Rethink How and Where Leafy Vegetable Crops are Grown

NXplorers helped the students to work effectively as a team to solve a wide range of issues, from directing wave energy to controlling temperature and humidity and releasing waste salty water after distillation. The NXplorers toolkit allowed them to not only rethink how these crops are grown, but also where this happens.

Rather than trying to deal with the many challenges of growing on land, Team Oman Green Seas put their crops where water and energy are readily available, and unfavourable conditions and pests are absent – floating on seawater.


Team Oman Green Seas worked as an effective creative team to overcome difficult technical challenges and achieve inspiring results that could transform how leafy crops are grown.

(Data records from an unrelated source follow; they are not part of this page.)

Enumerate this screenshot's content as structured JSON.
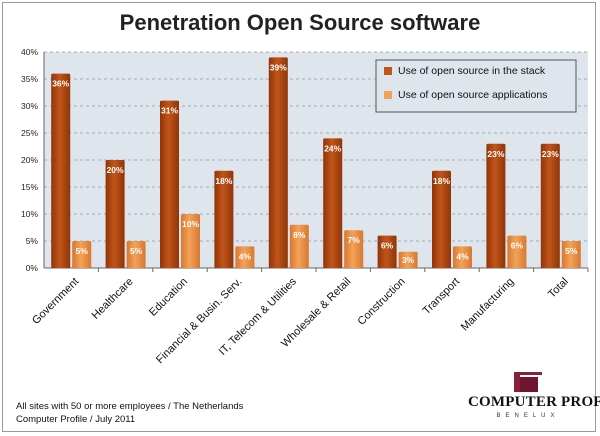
{
  "chart_data": {
    "type": "bar",
    "title": "Penetration Open Source software",
    "categories": [
      "Government",
      "Healthcare",
      "Education",
      "Financial & Busin. Serv.",
      "IT, Telecom & Utilities",
      "Wholesale & Retail",
      "Construction",
      "Transport",
      "Manufacturing",
      "Total"
    ],
    "series": [
      {
        "name": "Use of open source in the stack",
        "values": [
          36,
          20,
          31,
          18,
          39,
          24,
          6,
          18,
          23,
          23
        ],
        "color": "#c2551a"
      },
      {
        "name": "Use of open source applications",
        "values": [
          5,
          5,
          10,
          4,
          8,
          7,
          3,
          4,
          6,
          5
        ],
        "color": "#f2a25a"
      }
    ],
    "ylim": [
      0,
      40
    ],
    "yticks": [
      "0%",
      "5%",
      "10%",
      "15%",
      "20%",
      "25%",
      "30%",
      "35%",
      "40%"
    ],
    "legend": "top-right",
    "grid": true
  },
  "footnote": {
    "line1": "All sites with 50 or more employees / The Netherlands",
    "line2": "Computer Profile / July 2011"
  },
  "logo": {
    "name": "COMPUTER PROFILE",
    "sub": "BENELUX"
  },
  "colors": {
    "plot_bg": "#dfe5ec",
    "grid": "#8f98a3"
  }
}
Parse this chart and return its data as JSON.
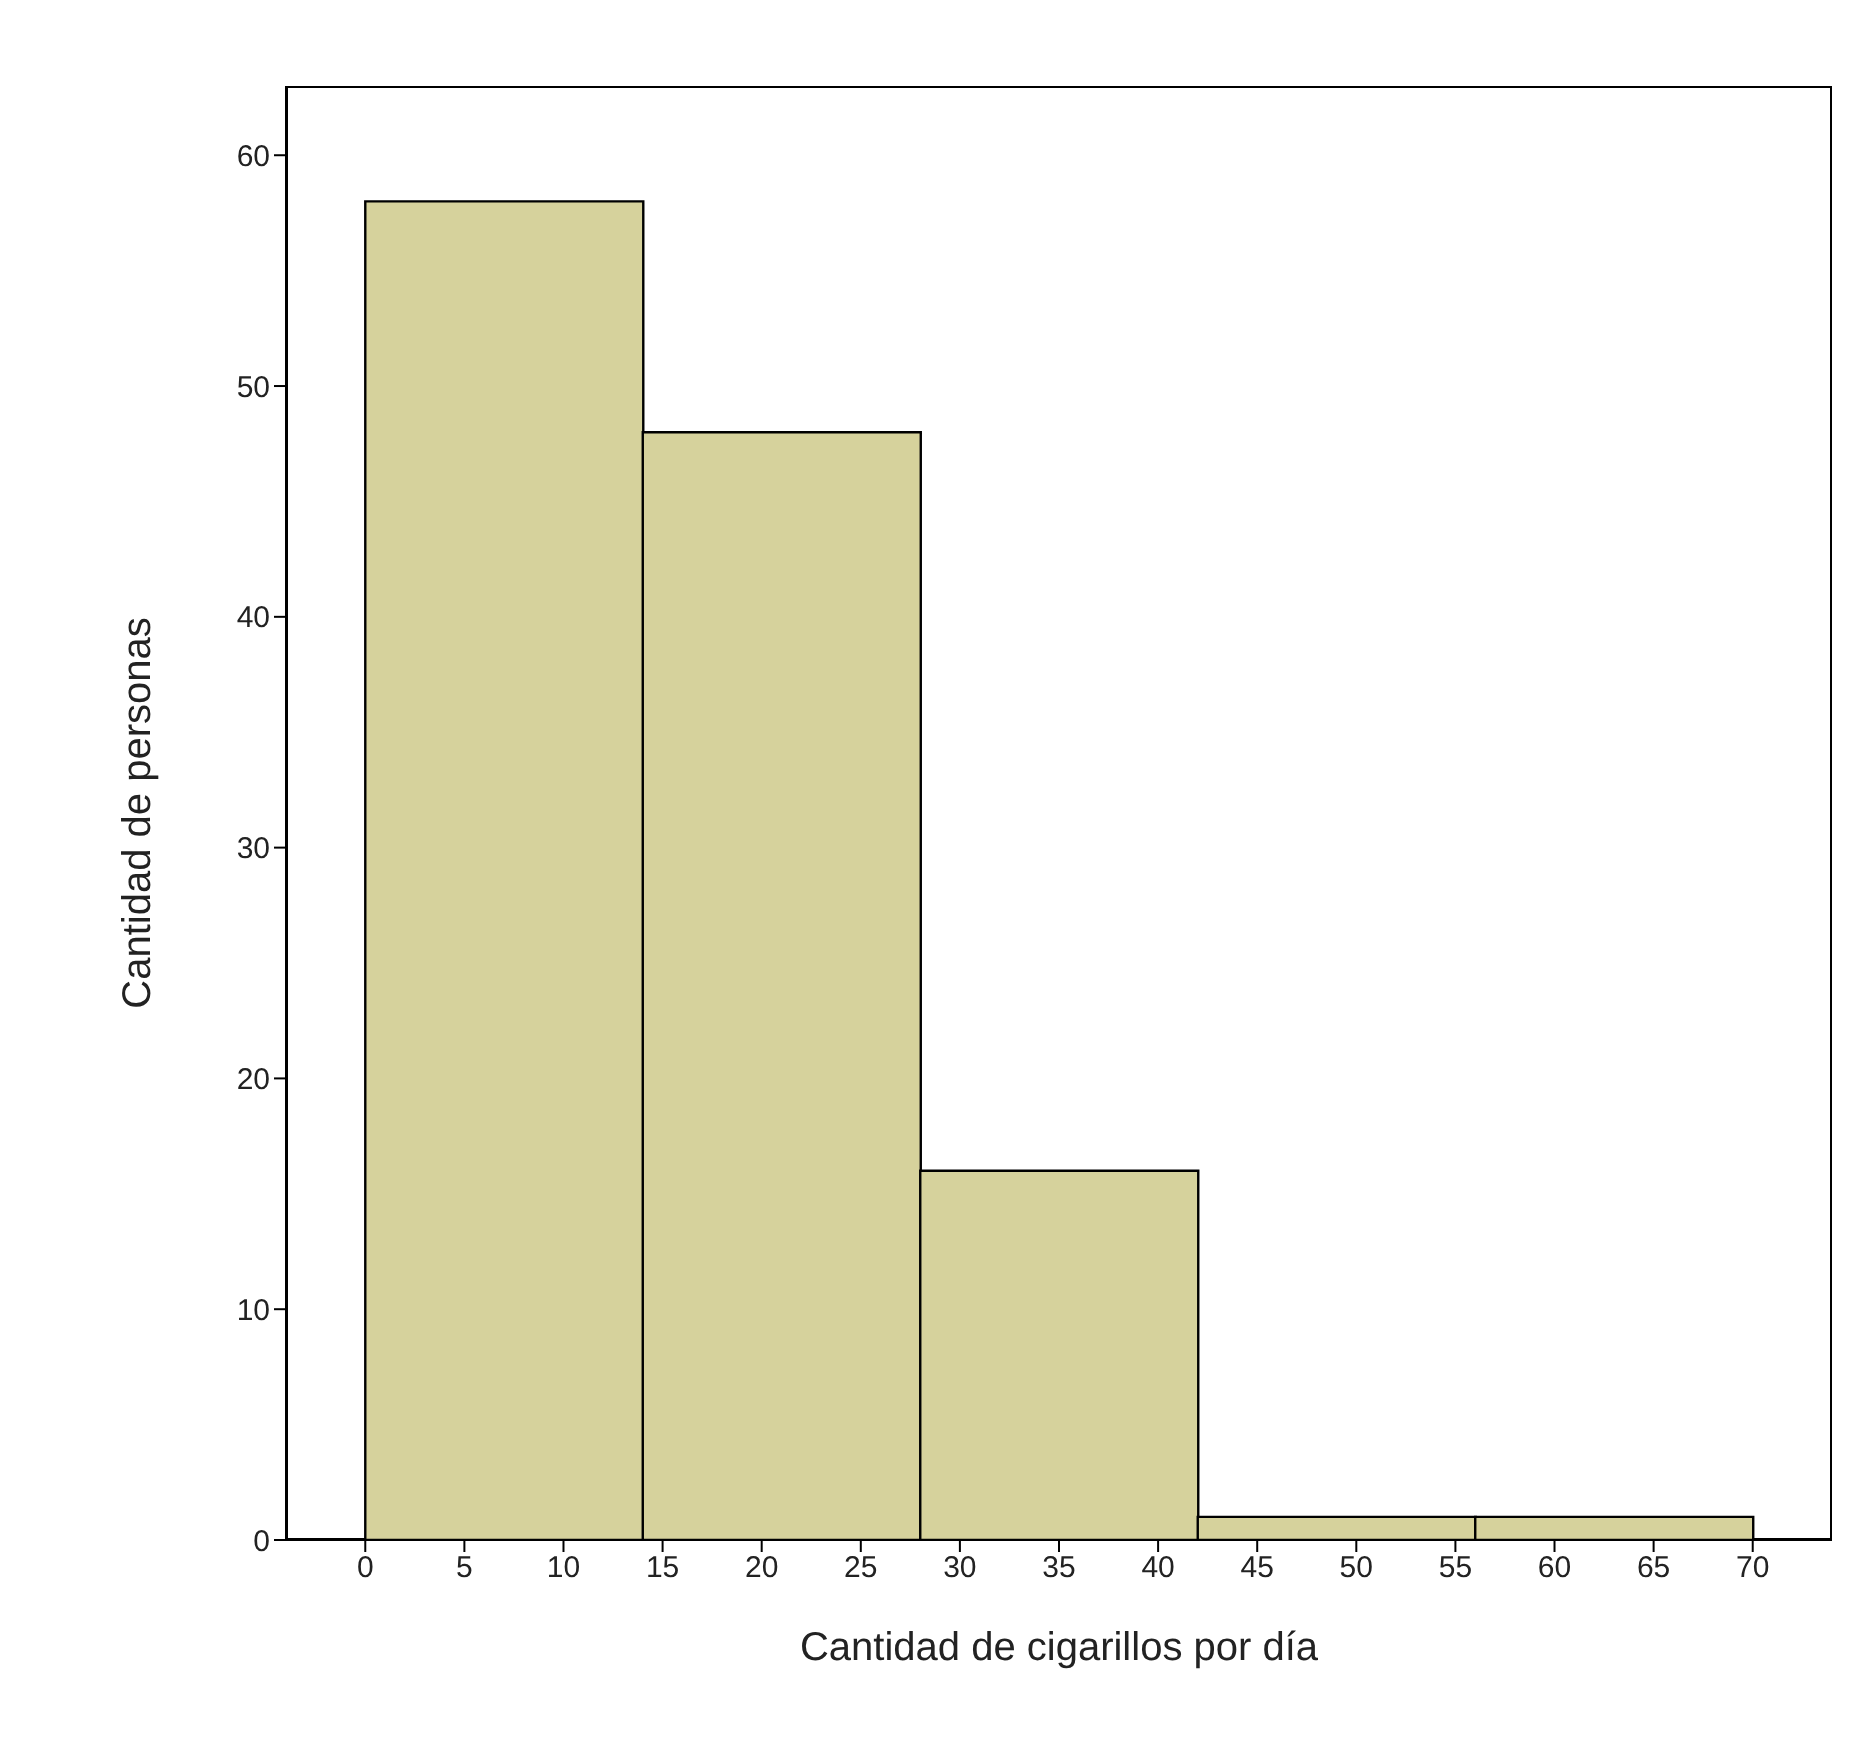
{
  "chart_data": {
    "type": "histogram",
    "xlabel": "Cantidad de cigarillos por día",
    "ylabel": "Cantidad de personas",
    "bins": [
      0,
      14,
      28,
      42,
      56,
      70
    ],
    "values": [
      58,
      48,
      16,
      1,
      1
    ],
    "color": "#d6d29c",
    "xlim": [
      -4,
      74
    ],
    "xticks": [
      0,
      5,
      10,
      15,
      20,
      25,
      30,
      35,
      40,
      45,
      50,
      55,
      60,
      65,
      70
    ],
    "ylim": [
      0,
      63
    ],
    "yticks": [
      0,
      10,
      20,
      30,
      40,
      50,
      60
    ],
    "grid": false,
    "legend": false
  }
}
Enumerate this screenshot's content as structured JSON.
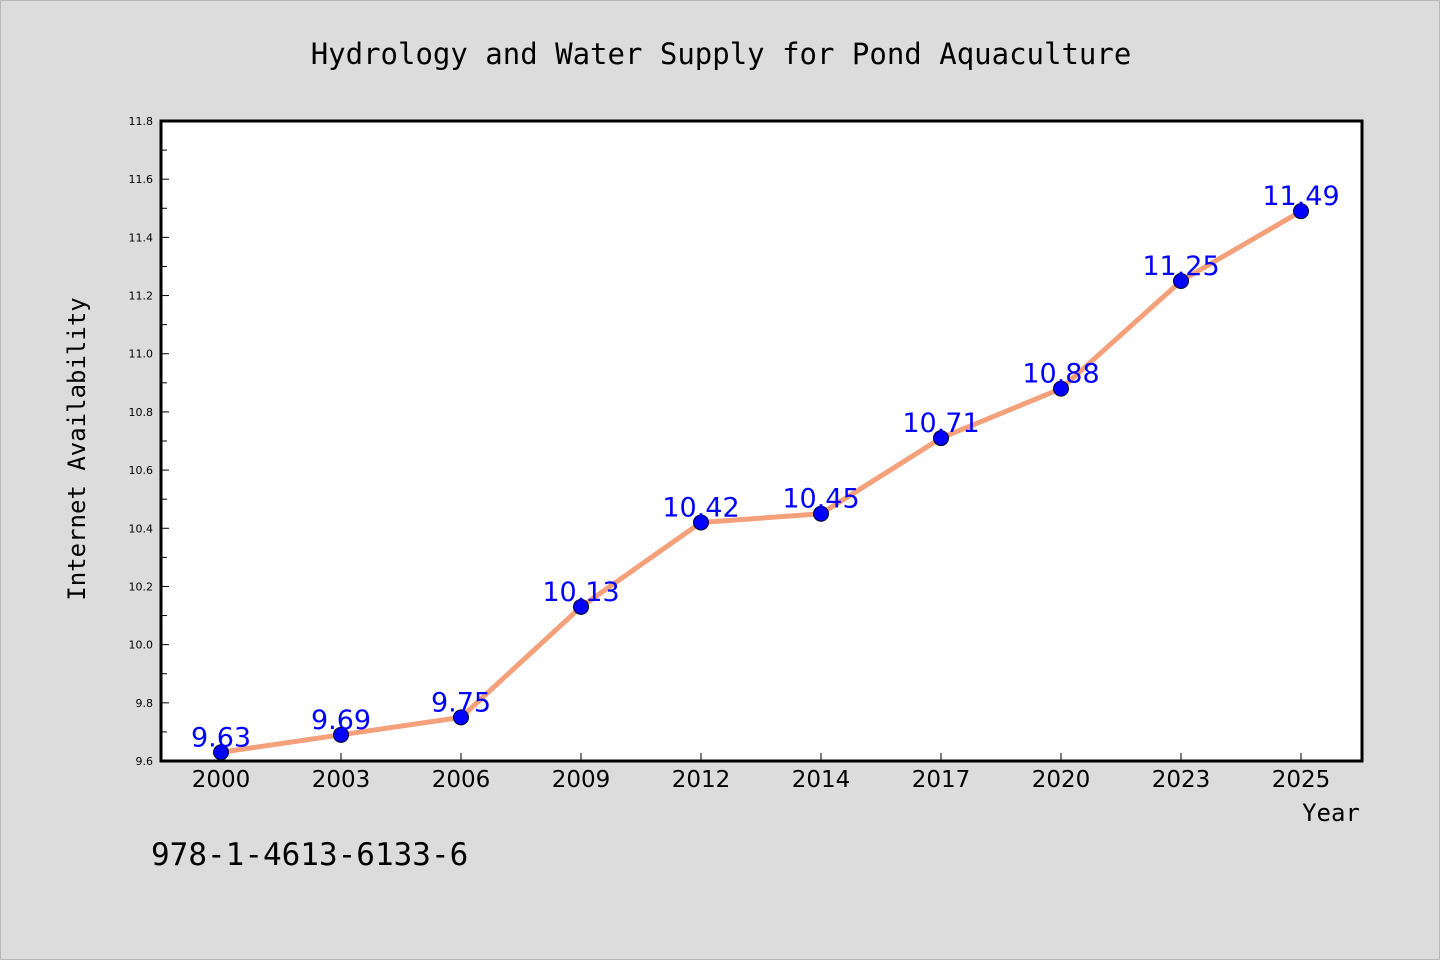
{
  "chart_data": {
    "type": "line",
    "title": "Hydrology and Water Supply for Pond Aquaculture",
    "xlabel": "Year",
    "ylabel": "Internet Availability",
    "categories": [
      "2000",
      "2003",
      "2006",
      "2009",
      "2012",
      "2014",
      "2017",
      "2020",
      "2023",
      "2025"
    ],
    "series": [
      {
        "values": [
          9.63,
          9.69,
          9.75,
          10.13,
          10.42,
          10.45,
          10.71,
          10.88,
          11.25,
          11.49
        ],
        "data_labels": [
          "9.63",
          "9.69",
          "9.75",
          "10.13",
          "10.42",
          "10.45",
          "10.71",
          "10.88",
          "11.25",
          "11.49"
        ]
      }
    ],
    "ylim": [
      9.6,
      11.8
    ],
    "yticks": [
      "9.6",
      "9.8",
      "10.0",
      "10.2",
      "10.4",
      "10.6",
      "10.8",
      "11.0",
      "11.2",
      "11.4",
      "11.6",
      "11.8"
    ],
    "grid": false,
    "legend": "none",
    "colors": {
      "line": "#f4a07a",
      "marker": "#0000ff",
      "data_label": "#0000ff",
      "background": "#dcdcdc",
      "plot_background": "#ffffff"
    }
  },
  "footer": {
    "isbn": "978-1-4613-6133-6"
  }
}
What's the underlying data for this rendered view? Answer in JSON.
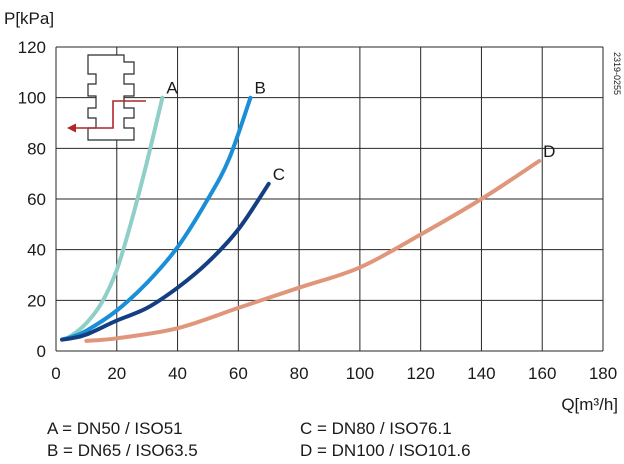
{
  "figure_code": "2319-0255",
  "legend_rows": [
    [
      "A = DN50 / ISO51",
      "C = DN80 / ISO76.1"
    ],
    [
      "B = DN65 / ISO63.5",
      "D = DN100 / ISO101.6"
    ]
  ],
  "chart_data": {
    "type": "line",
    "ylabel": "P[kPa]",
    "xlabel": "Q[m³/h]",
    "xlim": [
      0,
      180
    ],
    "ylim": [
      0,
      120
    ],
    "x_ticks": [
      0,
      20,
      40,
      60,
      80,
      100,
      120,
      140,
      160,
      180
    ],
    "y_ticks": [
      0,
      20,
      40,
      60,
      80,
      100,
      120
    ],
    "grid": true,
    "series": [
      {
        "name": "A",
        "color": "#8fcfc7",
        "x": [
          2,
          5,
          10,
          15,
          20,
          25,
          30,
          35
        ],
        "y": [
          4.5,
          6,
          11,
          19,
          32,
          52,
          75,
          100
        ]
      },
      {
        "name": "B",
        "color": "#1a8ed6",
        "x": [
          2,
          5,
          10,
          20,
          30,
          40,
          50,
          57,
          64
        ],
        "y": [
          4.5,
          5.5,
          8,
          16,
          27,
          41,
          60,
          76,
          100
        ]
      },
      {
        "name": "C",
        "color": "#133f82",
        "x": [
          2,
          5,
          10,
          20,
          30,
          40,
          50,
          60,
          70
        ],
        "y": [
          4.5,
          5,
          6.5,
          12,
          17,
          25,
          35,
          48,
          66
        ]
      },
      {
        "name": "D",
        "color": "#e0967a",
        "x": [
          10,
          20,
          40,
          60,
          80,
          100,
          120,
          140,
          159
        ],
        "y": [
          4,
          5,
          9,
          17,
          25,
          33,
          46,
          60,
          75
        ]
      }
    ]
  }
}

Their healthy seedling crops are proof their Marine Reserve concept works, and the team are hopeful that their idea might itself grow into a new form of farming to benefit people around the world.

Through the NXplorers programme, we managed to launch the project and establish its working mechanism. We then harnessed the energy and power of the sea along with the use of technology to achieve our project goals.

NXplorers participant, Oman

How This Project Contributes To The UN SDGs

3. Good health and well-being

Marine Reserve farming systems help everyone to include plenty of green.

7. Affordable and clean energy

The system uses renewable energy to power its systems and provide the energy for desalination.

12. Responsible consumption and production

Drip irrigation uses water more responsibly and sustainably.

Relocating crops to coastal areas avoids intensive use of energy and water on land.

14. Life below water

Marine Reserve farming systems make sustainable use of local marine habitats without reducing local marine resources.

Diagram of the United Nations’ Sustainable Development Goals numbered in a large circle, each with a smaller diagram below to represent the specific Development Goal. All of the Development Goals are faded, apart from four of them:

3. Good health and well-being

7. Affordable and clean energy

12. Responsible consumption and production

14. Life below water

Within the circle there are three circles in a triangle formation reading ‘Energy’, ‘Water’ and ‘Food’, with arrows to show how they are all interconnected.